The reasoning about these things is in some way connected with the reasoning about the tumors mentioned above. We say: in an organ, decomposition and decay arise from causes that either spoil the animal pneuma located in it, or prevent it from reaching a given organ, or combine both of these qualities; such, for example, are poisons, hot and cold, opposite in substance to animal pneuma. Or it comes from malignant, creeping tumors, pimples and ulcers, the substance of which is poisonous, and also from ulcers, in relation to which mistakes are made in the treatment. So, sometimes by mistake they pour oil into deep-lying ulcers, and the meat rots, or they cool hot tumors too much, and the nature of the organ deteriorates.
As for obstacles, these are blockages. Such blockages can be accidental, external, when, for example, some organ is pulled tightly at the very base; if this continues for a long time, then the organ rots, since the access of the animal pneuma or the access of the force spreading in the heart as a result of breathing and passing on to the pneuma contained in this organ is blocked; then the nature of the organ deteriorates and it dies.
And sometimes blockages occur in the body itself. This is, for example, a tumor - hot, malignant, stable, large, with thick matter; it blocks the paths and passages for breathing, thanks to which the animal pneuma lives, and when they are all blocked, this also spoils nature.

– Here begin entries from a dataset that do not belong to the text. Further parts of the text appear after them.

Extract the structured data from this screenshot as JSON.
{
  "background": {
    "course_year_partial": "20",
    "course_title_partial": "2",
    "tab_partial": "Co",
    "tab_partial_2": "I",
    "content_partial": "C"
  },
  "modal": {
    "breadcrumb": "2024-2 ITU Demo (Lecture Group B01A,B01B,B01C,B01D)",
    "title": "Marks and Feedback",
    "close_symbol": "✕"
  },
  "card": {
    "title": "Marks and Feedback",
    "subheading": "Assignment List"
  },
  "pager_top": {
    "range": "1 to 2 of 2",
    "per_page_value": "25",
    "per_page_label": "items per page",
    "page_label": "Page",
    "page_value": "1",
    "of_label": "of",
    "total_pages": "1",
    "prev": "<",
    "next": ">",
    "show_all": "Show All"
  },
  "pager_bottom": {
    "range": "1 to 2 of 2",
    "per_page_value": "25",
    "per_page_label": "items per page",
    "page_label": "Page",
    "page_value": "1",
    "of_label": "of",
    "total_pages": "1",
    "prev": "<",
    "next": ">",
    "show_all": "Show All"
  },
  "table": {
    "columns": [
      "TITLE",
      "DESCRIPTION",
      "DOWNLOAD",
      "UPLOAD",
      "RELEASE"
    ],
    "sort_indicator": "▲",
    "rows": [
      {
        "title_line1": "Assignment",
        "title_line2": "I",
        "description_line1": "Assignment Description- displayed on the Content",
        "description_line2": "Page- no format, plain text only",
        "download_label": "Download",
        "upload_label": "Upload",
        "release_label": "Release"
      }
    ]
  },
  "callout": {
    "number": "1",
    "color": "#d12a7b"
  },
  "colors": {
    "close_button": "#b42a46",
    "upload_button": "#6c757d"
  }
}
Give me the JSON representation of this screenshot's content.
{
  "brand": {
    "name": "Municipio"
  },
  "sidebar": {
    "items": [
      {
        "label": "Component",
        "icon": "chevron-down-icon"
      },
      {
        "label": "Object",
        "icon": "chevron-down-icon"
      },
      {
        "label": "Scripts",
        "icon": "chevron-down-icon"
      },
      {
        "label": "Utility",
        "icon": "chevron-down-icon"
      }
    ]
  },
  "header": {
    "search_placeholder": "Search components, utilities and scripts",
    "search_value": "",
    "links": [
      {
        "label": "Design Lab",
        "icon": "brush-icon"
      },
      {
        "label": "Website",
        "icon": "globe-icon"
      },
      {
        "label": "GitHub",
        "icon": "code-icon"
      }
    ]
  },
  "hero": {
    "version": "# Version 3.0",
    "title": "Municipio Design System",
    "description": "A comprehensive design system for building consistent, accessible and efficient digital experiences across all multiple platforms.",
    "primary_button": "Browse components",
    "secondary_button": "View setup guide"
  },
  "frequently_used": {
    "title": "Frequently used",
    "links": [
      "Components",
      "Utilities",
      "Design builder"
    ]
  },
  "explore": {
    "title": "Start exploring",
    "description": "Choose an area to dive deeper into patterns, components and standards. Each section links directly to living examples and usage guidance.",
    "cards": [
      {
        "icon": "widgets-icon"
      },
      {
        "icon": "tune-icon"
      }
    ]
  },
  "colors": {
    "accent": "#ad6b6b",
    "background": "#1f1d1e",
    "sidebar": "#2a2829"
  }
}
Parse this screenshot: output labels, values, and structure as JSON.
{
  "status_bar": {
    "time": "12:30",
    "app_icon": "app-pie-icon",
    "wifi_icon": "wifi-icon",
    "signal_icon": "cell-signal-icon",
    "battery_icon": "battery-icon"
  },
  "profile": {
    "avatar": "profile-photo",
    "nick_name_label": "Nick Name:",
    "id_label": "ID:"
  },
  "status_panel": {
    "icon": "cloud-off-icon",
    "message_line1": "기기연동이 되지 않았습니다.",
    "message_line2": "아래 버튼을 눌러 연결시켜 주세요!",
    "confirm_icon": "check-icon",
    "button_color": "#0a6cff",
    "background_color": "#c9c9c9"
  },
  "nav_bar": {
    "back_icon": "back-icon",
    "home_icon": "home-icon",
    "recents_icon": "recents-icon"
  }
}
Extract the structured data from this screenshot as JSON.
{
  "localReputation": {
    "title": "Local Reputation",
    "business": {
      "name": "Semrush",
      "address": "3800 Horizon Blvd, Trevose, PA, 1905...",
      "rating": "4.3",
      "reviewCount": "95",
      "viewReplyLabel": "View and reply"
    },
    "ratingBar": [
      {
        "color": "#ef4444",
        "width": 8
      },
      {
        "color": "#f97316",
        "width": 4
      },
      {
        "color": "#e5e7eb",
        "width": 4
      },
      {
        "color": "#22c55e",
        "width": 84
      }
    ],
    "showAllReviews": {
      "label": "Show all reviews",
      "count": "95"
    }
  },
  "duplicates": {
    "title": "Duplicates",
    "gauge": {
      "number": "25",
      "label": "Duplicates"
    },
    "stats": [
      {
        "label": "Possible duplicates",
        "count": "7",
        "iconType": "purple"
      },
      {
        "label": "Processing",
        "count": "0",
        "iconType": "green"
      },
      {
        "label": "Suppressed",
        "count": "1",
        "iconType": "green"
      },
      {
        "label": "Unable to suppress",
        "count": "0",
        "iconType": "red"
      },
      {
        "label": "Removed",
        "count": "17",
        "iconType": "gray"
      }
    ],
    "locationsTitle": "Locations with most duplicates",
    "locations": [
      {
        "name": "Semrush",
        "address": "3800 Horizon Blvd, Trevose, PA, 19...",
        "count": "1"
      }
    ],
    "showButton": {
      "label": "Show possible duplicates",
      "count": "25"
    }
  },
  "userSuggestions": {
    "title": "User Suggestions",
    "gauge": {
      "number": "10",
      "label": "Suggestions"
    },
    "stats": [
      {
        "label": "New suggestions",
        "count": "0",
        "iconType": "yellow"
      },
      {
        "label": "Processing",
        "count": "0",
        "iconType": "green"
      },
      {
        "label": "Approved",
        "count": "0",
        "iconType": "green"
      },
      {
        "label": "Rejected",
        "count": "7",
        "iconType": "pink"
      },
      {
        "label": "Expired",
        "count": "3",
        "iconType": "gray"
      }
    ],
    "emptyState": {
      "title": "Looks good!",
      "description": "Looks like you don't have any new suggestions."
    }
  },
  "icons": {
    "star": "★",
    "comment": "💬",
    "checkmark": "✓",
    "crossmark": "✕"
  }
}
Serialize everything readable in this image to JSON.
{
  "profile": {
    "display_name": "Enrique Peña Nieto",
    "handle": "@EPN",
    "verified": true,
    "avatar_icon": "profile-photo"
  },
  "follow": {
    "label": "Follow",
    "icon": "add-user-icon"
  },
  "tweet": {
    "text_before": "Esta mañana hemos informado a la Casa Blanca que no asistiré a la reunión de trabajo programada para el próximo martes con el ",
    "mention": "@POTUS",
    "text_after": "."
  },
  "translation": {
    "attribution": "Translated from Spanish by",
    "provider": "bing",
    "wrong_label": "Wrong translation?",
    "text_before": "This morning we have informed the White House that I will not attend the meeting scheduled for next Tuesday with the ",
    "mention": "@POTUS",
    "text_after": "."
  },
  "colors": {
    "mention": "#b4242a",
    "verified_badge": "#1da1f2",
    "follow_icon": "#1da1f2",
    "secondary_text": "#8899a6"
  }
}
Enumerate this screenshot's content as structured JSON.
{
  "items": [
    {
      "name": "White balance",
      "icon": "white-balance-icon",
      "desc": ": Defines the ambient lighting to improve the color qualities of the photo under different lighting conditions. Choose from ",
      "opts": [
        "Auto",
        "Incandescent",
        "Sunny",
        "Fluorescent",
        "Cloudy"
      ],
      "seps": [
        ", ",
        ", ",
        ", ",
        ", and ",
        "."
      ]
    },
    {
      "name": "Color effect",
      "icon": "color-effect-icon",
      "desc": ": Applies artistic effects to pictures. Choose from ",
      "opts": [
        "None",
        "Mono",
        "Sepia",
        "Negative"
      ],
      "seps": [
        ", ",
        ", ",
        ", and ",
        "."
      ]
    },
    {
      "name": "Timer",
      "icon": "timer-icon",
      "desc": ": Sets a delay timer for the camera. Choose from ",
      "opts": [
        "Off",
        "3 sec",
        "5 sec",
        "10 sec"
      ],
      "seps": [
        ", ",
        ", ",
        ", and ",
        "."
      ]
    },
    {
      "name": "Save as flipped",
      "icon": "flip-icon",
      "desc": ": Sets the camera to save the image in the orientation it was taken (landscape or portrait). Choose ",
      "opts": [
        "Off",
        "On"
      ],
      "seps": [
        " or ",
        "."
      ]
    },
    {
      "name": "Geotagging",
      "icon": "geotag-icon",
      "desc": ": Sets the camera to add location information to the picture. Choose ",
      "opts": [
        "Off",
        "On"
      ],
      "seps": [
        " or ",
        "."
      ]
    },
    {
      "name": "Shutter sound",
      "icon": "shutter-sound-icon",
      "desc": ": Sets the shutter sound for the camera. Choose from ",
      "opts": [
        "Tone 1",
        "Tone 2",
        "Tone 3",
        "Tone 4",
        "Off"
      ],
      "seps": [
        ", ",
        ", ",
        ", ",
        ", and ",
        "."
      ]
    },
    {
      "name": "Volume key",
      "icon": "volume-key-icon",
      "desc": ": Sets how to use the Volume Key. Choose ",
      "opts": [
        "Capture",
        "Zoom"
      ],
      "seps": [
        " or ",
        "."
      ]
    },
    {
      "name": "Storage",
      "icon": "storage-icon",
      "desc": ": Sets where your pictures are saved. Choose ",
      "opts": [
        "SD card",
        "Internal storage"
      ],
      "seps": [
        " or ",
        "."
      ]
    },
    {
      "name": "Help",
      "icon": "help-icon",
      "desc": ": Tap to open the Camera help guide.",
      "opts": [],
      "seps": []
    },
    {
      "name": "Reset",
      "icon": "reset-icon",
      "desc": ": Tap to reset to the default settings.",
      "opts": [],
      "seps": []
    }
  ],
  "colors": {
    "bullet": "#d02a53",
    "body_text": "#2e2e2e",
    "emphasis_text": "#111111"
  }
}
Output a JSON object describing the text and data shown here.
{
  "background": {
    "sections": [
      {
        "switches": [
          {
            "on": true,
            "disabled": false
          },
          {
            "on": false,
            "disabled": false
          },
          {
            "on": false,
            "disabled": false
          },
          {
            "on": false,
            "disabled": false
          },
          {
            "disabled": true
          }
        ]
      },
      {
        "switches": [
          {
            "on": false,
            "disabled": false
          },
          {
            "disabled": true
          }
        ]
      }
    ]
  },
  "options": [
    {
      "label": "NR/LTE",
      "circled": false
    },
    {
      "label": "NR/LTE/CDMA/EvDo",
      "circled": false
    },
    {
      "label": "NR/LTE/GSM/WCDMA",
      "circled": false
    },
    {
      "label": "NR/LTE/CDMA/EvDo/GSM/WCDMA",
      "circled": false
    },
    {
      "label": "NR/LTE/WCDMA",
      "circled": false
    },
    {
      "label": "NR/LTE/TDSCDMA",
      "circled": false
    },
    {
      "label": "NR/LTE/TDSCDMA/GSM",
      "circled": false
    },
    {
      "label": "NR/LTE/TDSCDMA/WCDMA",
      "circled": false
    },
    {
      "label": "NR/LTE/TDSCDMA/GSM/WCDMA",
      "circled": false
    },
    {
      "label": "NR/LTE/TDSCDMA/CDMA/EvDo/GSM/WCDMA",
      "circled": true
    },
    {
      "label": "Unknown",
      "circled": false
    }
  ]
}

If such phenomena occur at the beginning and the sensitivity of what is sensitive is not impaired, this is called gangrene, especially if the tumor was initially phlegmon, and if the tumor has become so strong that it has deprived the sensitive organ of sensitivity, for the meat and what is adjacent to it, even to the bone, rotted at the beginning or after the tumor, then this is called syphaculus. Gangrene sometimes turns into syphaculus, or rather, this is even the path to it. All this happens in meat, but it also happens in bones and other places.
When damage begins to spread in an organ and the area around the rotting part swells, this whole phenomenon is generally called corrosive gangrene, and the state of the rotting part of the organ is called dying. If the tumor matter were not thick, it would not linger and would rush out.